The MSCI World Index of shares lost 4.1 per cent during May, while the emerging markets index lost 6 per cent.
The FTSE 100 was the best performing equity market, losing 2.4 per cent.
In contrast, UK government bonds, known as gilts, returned 2.7 per cent, with index linked gilts, that is gilts that move in line with inflation, returning 4.9 per cent.
Government bonds tends to perform well when investors expect economic growth and inflation to be low, meaning interest rates won’t rise and may even fall, as policy makers look to stimulate economic activity.
That is positive for government bonds, because it would mean the income available on bonds today is worth more than at a later point in time when interest rates and inflation fall.
But Peter Elston, chief investment officer at Seneca, said the strong performance of government bonds has done nothing to alter his severely negative view of the asset class.
He said: "The reasons for bond yields falling are obvious, but the speed of it happening has taken the market by surprise in terms of how rapid it is.
"But it just means bonds have gone from expensive to very expensive, on the basis of where prices are now, I cannot justify buying them for clients. I own gold in the portfolios instead of government bonds right now, as a diversifier away from equities."
Index linked gilts may perform well in the UK if there is a no deal Brexit, and the value of sterling falls.

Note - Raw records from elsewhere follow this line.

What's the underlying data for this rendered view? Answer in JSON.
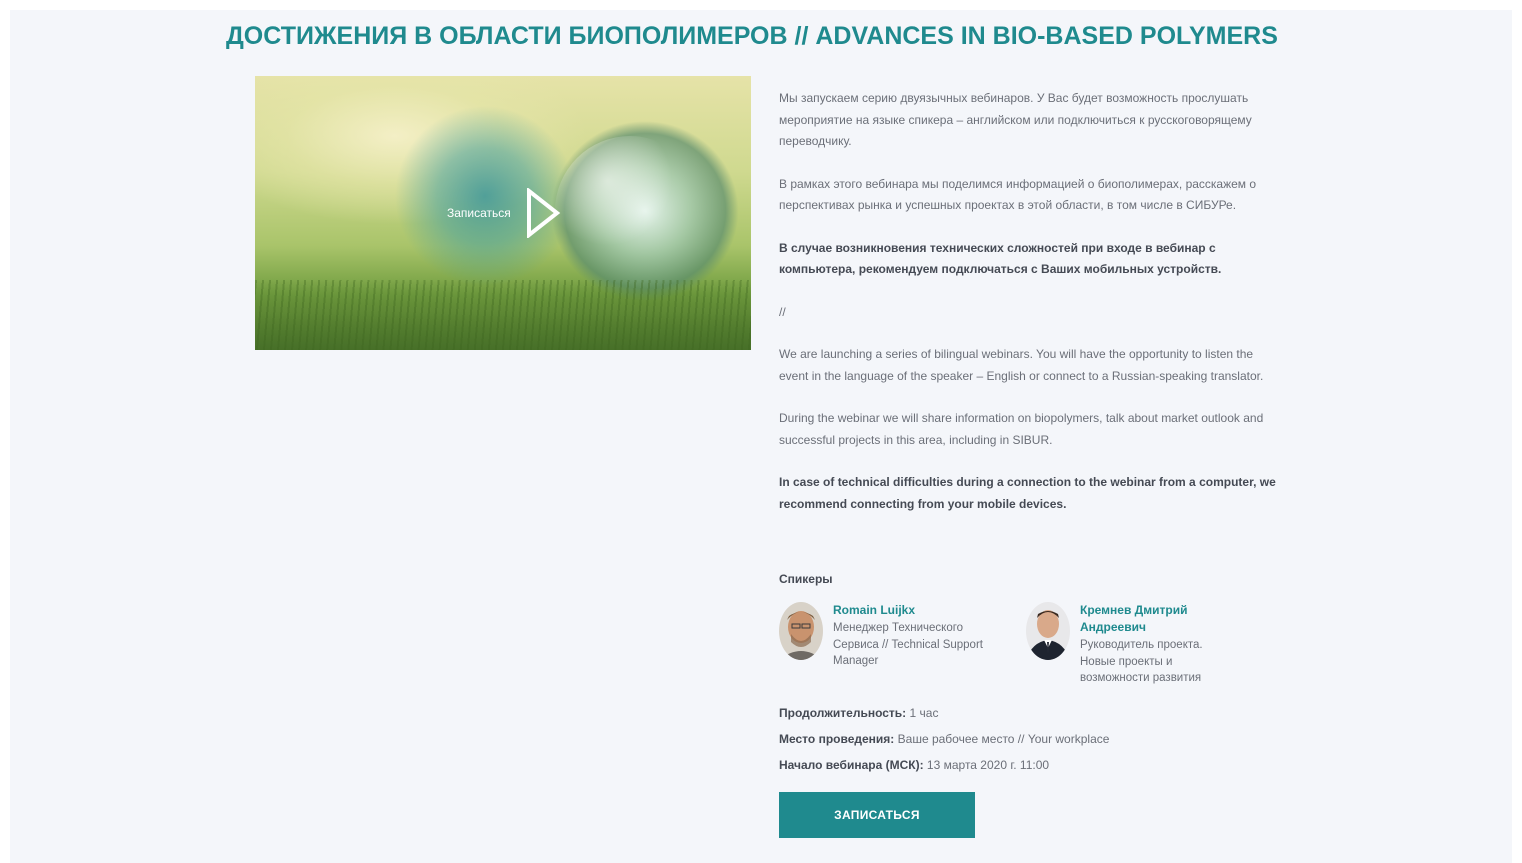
{
  "page": {
    "title": "ДОСТИЖЕНИЯ В ОБЛАСТИ БИОПОЛИМЕРОВ // ADVANCES IN BIO-BASED POLYMERS"
  },
  "hero": {
    "label": "Записаться",
    "play_icon": "play-icon"
  },
  "description": {
    "ru_p1": "Мы запускаем серию двуязычных вебинаров. У Вас будет возможность прослушать мероприятие на языке спикера – английском или подключиться к русскоговорящему переводчику.",
    "ru_p2": "В рамках этого вебинара мы поделимся информацией о биополимерах, расскажем о перспективах рынка и успешных проектах в этой области, в том числе в СИБУРе.",
    "ru_note": "В случае возникновения технических сложностей при входе в вебинар с компьютера, рекомендуем подключаться с Ваших мобильных устройств.",
    "separator": "//",
    "en_p1": "We are launching a series of bilingual webinars. You will have the opportunity to listen the event in the language of the speaker – English or connect to a Russian-speaking translator.",
    "en_p2": "During the webinar we will share information on biopolymers, talk about market outlook and successful projects in this area, including in SIBUR.",
    "en_note": "In case of technical difficulties during a connection to the webinar from a computer, we recommend connecting from your mobile devices."
  },
  "speakers": {
    "title": "Спикеры",
    "items": [
      {
        "name": "Romain Luijkx",
        "role": "Менеджер Технического Сервиса // Technical Support Manager"
      },
      {
        "name": "Кремнев Дмитрий Андреевич",
        "role": "Руководитель проекта. Новые проекты и возможности развития"
      }
    ]
  },
  "meta": {
    "duration_label": "Продолжительность:",
    "duration_value": "1 час",
    "venue_label": "Место проведения:",
    "venue_value": "Ваше рабочее место // Your workplace",
    "start_label": "Начало вебинара (МСК):",
    "start_value": "13 марта 2020 г. 11:00"
  },
  "cta": {
    "label": "ЗАПИСАТЬСЯ"
  },
  "colors": {
    "accent": "#1f8a8e",
    "background": "#f4f6fa",
    "text": "#6b6f78",
    "text_strong": "#454a54"
  }
}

The best performing of all funds in the IA Global sector during the month was Sanditon European Select, which returned 6.3 per cent.
This is a fund that can both go long, that is, invest in shares it thinks will rise in value, and short, that is, invest in such a way that it profits from a fall in the value of shares.
Ben Yearsley, a director at Shore Financial Planning, said: "As a long short fund it is not surprising it did well in a month when the market fell, though that hasn’t always been the case with absolute return type funds of late."
Neil Woodford runs two of the ten worst performing funds in the Investment Association universe in May, with his Woodford Equity Income fund losing 9 per cent, and his Income Focus fund losing 8.3 per cent.
The absolute worst performing fund during the month was Standard Life UK Equity Recovery, which lost 9.75 per cent.